Theodore Sturgeon once remarked of an entirely different writer 
that he had "sold his birthright for a pot of message." While I
don't think Pullman has sold his birthright, I believe he has
allowed something of a lien on it. TGC and TSK have, in my opinion, 
too damn much _power_ to squander it on didactics.

In other words: I am not condemning Pullman; I am praising him,
albeit with faint damns.

To John Bishop:

That your "actual child (now 11)," approximately at the same
place with Pullman, "had no problem whatsoever with 'daemon',"
is a good sign for that child.

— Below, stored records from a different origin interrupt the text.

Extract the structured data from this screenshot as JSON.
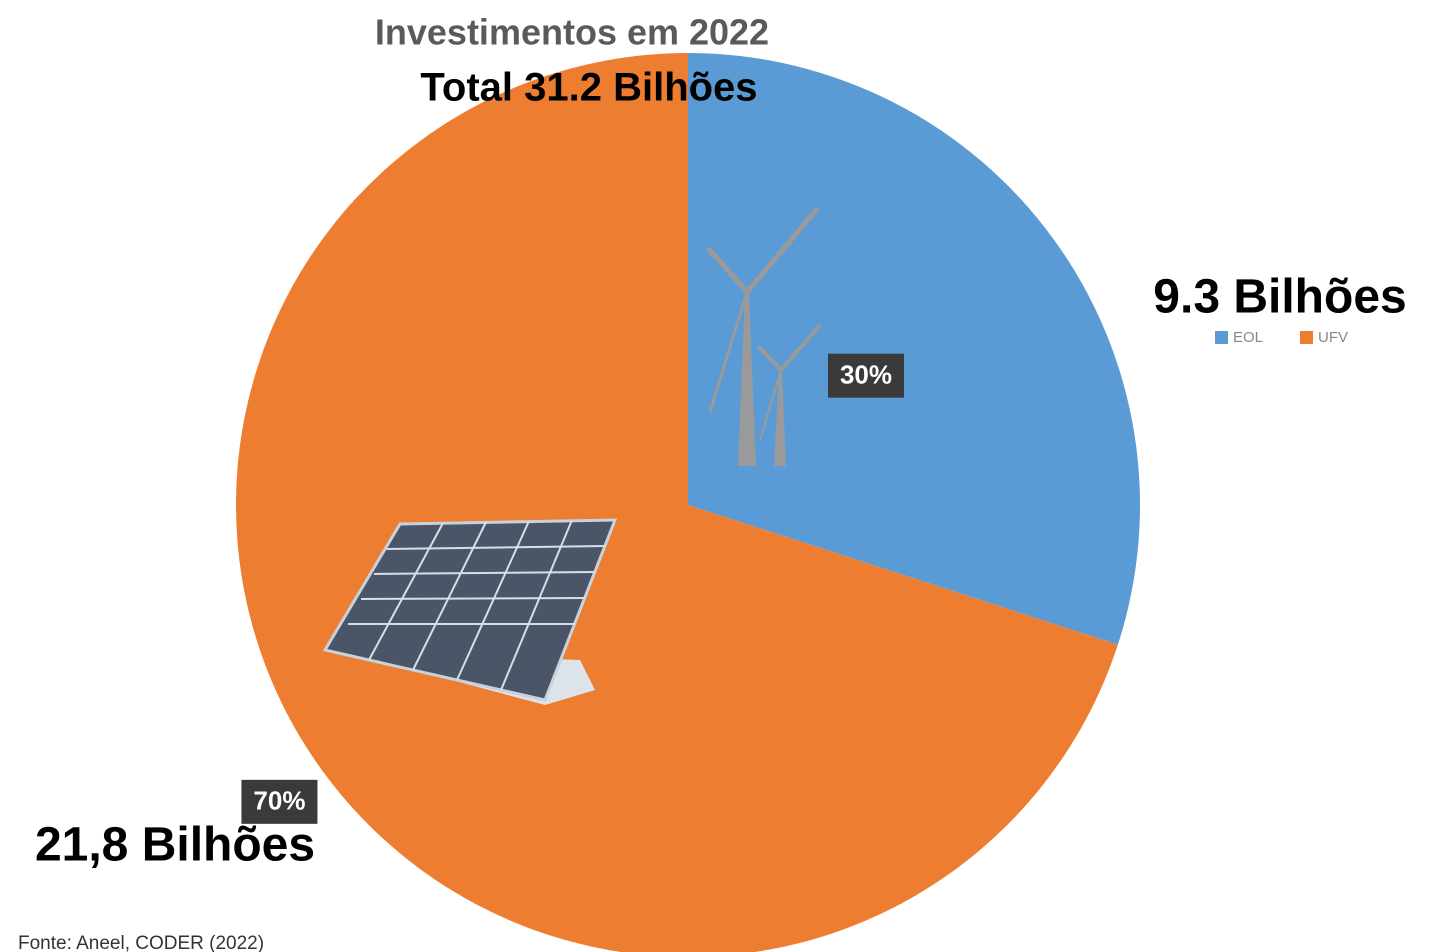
{
  "chart_data": {
    "type": "pie",
    "title": "Investimentos em 2022",
    "categories": [
      "EOL",
      "UFV"
    ],
    "values": [
      30,
      70
    ],
    "value_labels": [
      "30%",
      "70%"
    ],
    "colors": [
      "#5b9bd5",
      "#ed7d31"
    ],
    "annotations": [
      "Total 31.2 Bilhões",
      "9.3 Bilhões",
      "21,8 Bilhões"
    ],
    "source": "Fonte: Aneel, CODER (2022)"
  }
}
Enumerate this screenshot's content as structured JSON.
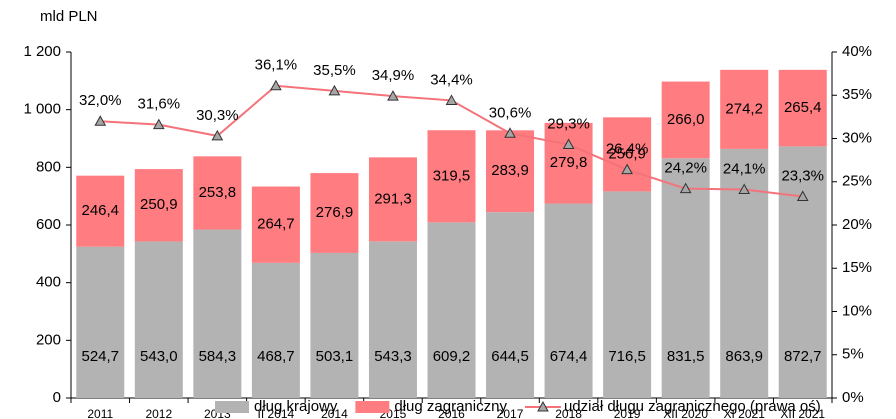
{
  "chart_data": {
    "type": "bar",
    "y_unit_label": "mld PLN",
    "categories": [
      "2011",
      "2012",
      "2013",
      "II 2014",
      "2014",
      "2015",
      "2016",
      "2017",
      "2018",
      "2019",
      "XII 2020",
      "XI 2021",
      "XII 2021"
    ],
    "series": [
      {
        "name": "dług krajowy",
        "color": "#b3b3b3",
        "values": [
          524.7,
          543.0,
          584.3,
          468.7,
          503.1,
          543.3,
          609.2,
          644.5,
          674.4,
          716.5,
          831.5,
          863.9,
          872.7
        ],
        "value_labels": [
          "524,7",
          "543,0",
          "584,3",
          "468,7",
          "503,1",
          "543,3",
          "609,2",
          "644,5",
          "674,4",
          "716,5",
          "831,5",
          "863,9",
          "872,7"
        ]
      },
      {
        "name": "dług zagraniczny",
        "color": "#ff7c80",
        "values": [
          246.4,
          250.9,
          253.8,
          264.7,
          276.9,
          291.3,
          319.5,
          283.9,
          279.8,
          256.9,
          266.0,
          274.2,
          265.4
        ],
        "value_labels": [
          "246,4",
          "250,9",
          "253,8",
          "264,7",
          "276,9",
          "291,3",
          "319,5",
          "283,9",
          "279,8",
          "256,9",
          "266,0",
          "274,2",
          "265,4"
        ]
      },
      {
        "name": "udział długu zagranicznego (prawa oś)",
        "type": "line",
        "axis": "y2",
        "color": "#f4737a",
        "marker_color": "#a6a6a6",
        "values": [
          32.0,
          31.6,
          30.3,
          36.1,
          35.5,
          34.9,
          34.4,
          30.6,
          29.3,
          26.4,
          24.2,
          24.1,
          23.3
        ],
        "value_labels": [
          "32,0%",
          "31,6%",
          "30,3%",
          "36,1%",
          "35,5%",
          "34,9%",
          "34,4%",
          "30,6%",
          "29,3%",
          "26,4%",
          "24,2%",
          "24,1%",
          "23,3%"
        ]
      }
    ],
    "ylim": [
      0,
      1200
    ],
    "yticks": [
      0,
      200,
      400,
      600,
      800,
      {
        "value": 1000,
        "label": "1 000"
      },
      {
        "value": 1200,
        "label": "1 200"
      }
    ],
    "y2lim": [
      0,
      40
    ],
    "y2ticks": [
      {
        "value": 0,
        "label": "0%"
      },
      {
        "value": 5,
        "label": "5%"
      },
      {
        "value": 10,
        "label": "10%"
      },
      {
        "value": 15,
        "label": "15%"
      },
      {
        "value": 20,
        "label": "20%"
      },
      {
        "value": 25,
        "label": "25%"
      },
      {
        "value": 30,
        "label": "30%"
      },
      {
        "value": 35,
        "label": "35%"
      },
      {
        "value": 40,
        "label": "40%"
      }
    ]
  }
}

That he "figured out quickly 
that it was unrelated to 'demon'," is a bit more problematic,
since it _is_ in fact related (if only etymologically) to 
"demon," and, as Alga points out, "spirit" is simply a legitimate,
if somewhat-disused, meaning for the standard word.

I believe that Pullman _wants_ your child to make that 
connection, and chose the word (out of many possible alternatives)
specifically for its propensity to offend the less literate sort
of Christian. The few quotes from Pullman I've seen on this list
tend to reinforce this impression: he's a Christian-baiter, and
not a very subtle one.

> BTW, he far prefers Lemony Snicket's series to Pullman.

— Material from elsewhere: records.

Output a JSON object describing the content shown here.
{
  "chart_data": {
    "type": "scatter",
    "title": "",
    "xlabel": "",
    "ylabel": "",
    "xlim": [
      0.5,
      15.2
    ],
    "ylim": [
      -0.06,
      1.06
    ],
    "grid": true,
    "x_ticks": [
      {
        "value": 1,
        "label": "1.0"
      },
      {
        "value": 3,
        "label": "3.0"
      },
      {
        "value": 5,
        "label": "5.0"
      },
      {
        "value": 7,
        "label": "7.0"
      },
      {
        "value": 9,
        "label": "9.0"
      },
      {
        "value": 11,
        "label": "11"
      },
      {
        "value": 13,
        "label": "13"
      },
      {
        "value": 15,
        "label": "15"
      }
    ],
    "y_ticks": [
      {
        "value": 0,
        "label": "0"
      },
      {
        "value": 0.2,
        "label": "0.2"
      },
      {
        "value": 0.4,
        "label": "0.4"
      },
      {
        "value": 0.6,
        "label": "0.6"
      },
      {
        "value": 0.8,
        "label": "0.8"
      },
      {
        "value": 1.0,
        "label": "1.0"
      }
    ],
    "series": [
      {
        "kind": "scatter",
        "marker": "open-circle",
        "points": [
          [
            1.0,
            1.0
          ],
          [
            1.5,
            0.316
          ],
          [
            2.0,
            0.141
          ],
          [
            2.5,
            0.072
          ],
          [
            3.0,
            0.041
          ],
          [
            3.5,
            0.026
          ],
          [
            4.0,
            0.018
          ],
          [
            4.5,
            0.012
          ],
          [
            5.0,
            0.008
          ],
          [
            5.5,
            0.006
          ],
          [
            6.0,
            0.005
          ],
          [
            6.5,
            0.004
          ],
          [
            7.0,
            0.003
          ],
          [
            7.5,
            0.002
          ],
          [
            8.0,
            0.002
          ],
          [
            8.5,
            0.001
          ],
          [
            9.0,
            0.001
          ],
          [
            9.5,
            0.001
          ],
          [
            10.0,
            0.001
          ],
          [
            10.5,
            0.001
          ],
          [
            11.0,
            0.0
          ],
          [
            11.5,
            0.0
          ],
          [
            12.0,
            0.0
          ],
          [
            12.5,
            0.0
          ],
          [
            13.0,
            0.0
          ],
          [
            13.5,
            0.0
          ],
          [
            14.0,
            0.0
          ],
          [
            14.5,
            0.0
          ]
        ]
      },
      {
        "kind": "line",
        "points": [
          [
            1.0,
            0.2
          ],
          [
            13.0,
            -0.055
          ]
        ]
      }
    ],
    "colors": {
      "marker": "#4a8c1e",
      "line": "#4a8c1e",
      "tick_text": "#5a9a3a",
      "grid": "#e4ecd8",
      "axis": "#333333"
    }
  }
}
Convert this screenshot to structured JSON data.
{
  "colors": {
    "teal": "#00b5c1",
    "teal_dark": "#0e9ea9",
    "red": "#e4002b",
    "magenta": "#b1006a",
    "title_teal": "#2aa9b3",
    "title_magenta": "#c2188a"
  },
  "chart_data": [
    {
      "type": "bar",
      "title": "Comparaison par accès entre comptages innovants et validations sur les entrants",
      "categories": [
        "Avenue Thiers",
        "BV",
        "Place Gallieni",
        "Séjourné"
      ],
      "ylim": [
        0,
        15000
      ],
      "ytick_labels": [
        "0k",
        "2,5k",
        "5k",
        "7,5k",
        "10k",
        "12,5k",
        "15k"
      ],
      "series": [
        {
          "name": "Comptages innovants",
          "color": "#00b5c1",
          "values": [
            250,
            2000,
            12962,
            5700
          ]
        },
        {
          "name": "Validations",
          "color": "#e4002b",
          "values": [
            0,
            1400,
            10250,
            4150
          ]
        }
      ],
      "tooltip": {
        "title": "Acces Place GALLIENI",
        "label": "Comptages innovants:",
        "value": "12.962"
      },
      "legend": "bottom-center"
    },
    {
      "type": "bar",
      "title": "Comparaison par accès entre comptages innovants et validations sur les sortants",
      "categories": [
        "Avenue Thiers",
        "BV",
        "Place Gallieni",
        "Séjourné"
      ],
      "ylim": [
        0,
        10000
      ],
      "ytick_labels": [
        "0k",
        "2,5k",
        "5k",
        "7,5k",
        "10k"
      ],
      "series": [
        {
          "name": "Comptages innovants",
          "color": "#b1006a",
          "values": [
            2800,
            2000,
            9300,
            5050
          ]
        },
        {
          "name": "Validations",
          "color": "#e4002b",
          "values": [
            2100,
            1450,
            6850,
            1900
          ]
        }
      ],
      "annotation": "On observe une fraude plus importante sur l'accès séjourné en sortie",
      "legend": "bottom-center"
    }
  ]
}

I saw those for the first time this weekend while I was picking
up my TSK. Should I bother?

To Tony Ellis: 

> If the word 'daemon' is at some point "revealed to mean something
> like an externalized soul", right at that point the child -knows-
> that a word with Christian connotations of evil is being used to
> mean something as harmless as 'spirit'. If she's spared my lesson
> in political etymology, fine. She's still being given something to
> think about, which was my original argument.

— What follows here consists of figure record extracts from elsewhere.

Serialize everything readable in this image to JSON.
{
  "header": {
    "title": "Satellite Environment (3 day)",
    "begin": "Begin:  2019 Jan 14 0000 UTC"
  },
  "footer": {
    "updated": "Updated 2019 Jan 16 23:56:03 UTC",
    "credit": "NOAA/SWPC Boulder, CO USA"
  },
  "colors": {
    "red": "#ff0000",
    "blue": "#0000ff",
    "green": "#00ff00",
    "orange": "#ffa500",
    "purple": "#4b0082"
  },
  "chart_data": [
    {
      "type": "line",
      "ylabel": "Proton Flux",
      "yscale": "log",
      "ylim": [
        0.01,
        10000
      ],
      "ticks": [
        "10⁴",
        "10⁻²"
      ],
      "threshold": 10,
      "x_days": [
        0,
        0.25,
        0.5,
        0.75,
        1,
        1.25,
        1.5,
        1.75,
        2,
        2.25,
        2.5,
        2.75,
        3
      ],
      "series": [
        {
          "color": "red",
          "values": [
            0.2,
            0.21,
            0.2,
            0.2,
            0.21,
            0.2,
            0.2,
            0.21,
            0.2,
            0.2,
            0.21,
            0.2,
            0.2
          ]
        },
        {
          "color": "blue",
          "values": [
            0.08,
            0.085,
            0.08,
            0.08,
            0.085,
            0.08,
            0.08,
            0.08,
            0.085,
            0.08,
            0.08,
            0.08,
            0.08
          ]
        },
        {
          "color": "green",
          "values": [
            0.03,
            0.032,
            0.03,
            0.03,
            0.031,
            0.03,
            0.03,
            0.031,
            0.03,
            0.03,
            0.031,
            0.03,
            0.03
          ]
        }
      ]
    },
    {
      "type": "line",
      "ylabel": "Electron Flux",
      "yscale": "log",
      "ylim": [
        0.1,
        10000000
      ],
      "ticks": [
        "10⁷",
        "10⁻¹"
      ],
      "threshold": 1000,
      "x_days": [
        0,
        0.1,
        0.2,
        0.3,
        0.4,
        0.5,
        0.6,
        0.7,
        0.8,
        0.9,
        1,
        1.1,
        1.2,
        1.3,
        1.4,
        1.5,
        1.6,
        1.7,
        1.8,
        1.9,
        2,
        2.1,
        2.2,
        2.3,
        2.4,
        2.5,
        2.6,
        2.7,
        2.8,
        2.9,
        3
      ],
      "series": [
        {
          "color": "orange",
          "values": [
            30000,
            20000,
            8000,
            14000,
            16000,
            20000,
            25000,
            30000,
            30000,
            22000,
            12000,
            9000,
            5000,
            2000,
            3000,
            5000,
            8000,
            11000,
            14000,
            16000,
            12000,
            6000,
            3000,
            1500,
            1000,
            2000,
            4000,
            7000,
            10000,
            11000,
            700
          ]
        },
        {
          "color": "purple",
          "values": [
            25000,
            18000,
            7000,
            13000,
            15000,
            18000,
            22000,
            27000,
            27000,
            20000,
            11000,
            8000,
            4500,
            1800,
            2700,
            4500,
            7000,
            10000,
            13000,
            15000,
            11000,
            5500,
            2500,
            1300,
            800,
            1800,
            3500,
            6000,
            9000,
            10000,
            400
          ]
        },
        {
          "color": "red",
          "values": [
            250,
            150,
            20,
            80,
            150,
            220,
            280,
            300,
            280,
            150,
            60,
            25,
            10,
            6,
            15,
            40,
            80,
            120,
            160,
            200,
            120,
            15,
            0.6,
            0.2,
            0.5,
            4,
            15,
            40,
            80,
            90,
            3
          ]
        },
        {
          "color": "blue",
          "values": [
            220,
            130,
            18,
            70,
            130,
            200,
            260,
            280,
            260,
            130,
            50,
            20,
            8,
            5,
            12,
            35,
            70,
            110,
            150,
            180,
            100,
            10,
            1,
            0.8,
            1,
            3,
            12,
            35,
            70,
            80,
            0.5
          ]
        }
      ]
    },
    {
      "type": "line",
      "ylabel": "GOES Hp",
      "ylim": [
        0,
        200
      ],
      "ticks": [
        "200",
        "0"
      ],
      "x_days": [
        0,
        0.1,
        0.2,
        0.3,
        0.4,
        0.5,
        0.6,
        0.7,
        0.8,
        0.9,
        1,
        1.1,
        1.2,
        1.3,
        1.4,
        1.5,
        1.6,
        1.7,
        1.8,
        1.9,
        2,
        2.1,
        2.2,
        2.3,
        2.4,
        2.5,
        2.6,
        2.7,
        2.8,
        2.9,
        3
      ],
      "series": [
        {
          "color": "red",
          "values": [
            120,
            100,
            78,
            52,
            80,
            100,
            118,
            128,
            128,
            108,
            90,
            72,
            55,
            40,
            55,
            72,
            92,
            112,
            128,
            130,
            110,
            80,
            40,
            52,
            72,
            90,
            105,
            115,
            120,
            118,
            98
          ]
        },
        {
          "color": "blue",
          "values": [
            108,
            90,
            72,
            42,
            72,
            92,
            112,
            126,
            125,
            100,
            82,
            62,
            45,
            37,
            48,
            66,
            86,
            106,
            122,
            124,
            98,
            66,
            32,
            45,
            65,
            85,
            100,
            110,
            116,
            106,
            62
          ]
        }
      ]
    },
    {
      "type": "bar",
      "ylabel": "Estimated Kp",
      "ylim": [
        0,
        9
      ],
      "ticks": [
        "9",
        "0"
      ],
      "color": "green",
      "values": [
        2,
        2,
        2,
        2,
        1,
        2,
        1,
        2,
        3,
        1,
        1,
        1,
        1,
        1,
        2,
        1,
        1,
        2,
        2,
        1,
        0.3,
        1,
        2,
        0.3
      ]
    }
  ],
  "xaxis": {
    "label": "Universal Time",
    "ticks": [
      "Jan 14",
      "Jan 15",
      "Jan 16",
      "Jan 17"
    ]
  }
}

Well, no, it wasn't. You actually wrote, 
	I would hope that a child reading Pullman's book might be 
	very interested to learn that a word used by Christianity 
	to mean an incarnation of evil originally meant something 
	as harmless as "spirit",  and might wonder what other little 
	misappropriations and mistakes may have taken place over 
	the years.

While the sense of "being given something to think about" is 
certainly in there, your original argument seems to have been, 
precisely, that the child would receive and be "interested" in
the "lesson in political etymology."

To Pippen:

Regarding Hamilton's "Night's Dawn" trilogy (which, by the way,
I recommend highly), you wrote:

> The storms that rage around the planet are called "armada storms"  
> One Earth dweller gives the derivation as coming from chaos theory. 
> "If a butterfly flapping its wings in China can create a hurricane
> off Florida, what could an armada of butterflies accomplish?"
> I did feel a twinge of recognition, though when I read that bit in
> Hamilton.  Obviously, the man knows his Bradbury 

Ummm... no, he knows his chaos theory, or at least the pop version
of it. The "butterfly in China" is a standard rhetorical trope of
chaos theory, and to the best of my knowledge is unrelated, except
perhaps by accident, to the Bradbury yarn. The basic idea is that
weather is a chaotic system, where small changes in initial conditions
(where, again, "initial conditions" simply means "the conditions at
the time the difference first appears, or when we first begin 
monitoring") can have arbitrarily large or small -- in short, 
unpredictable -- consequences. Thus, the small disturbance in the
air caused by a butterfly's wings flapping in China may, through a
series of interactions with other air motions, be a contributing
cause of a hurricane in Florida six months later; if that damn
butterfly had just sat still, there'd have been a snowstorm in 
Appalachia instead. 

Or not. The sensitivity of the weather "system" to something _this_
small is highly questionable, but it stands as a dramatic, if
not melodramatic, example of "sensitivity to initial conditions."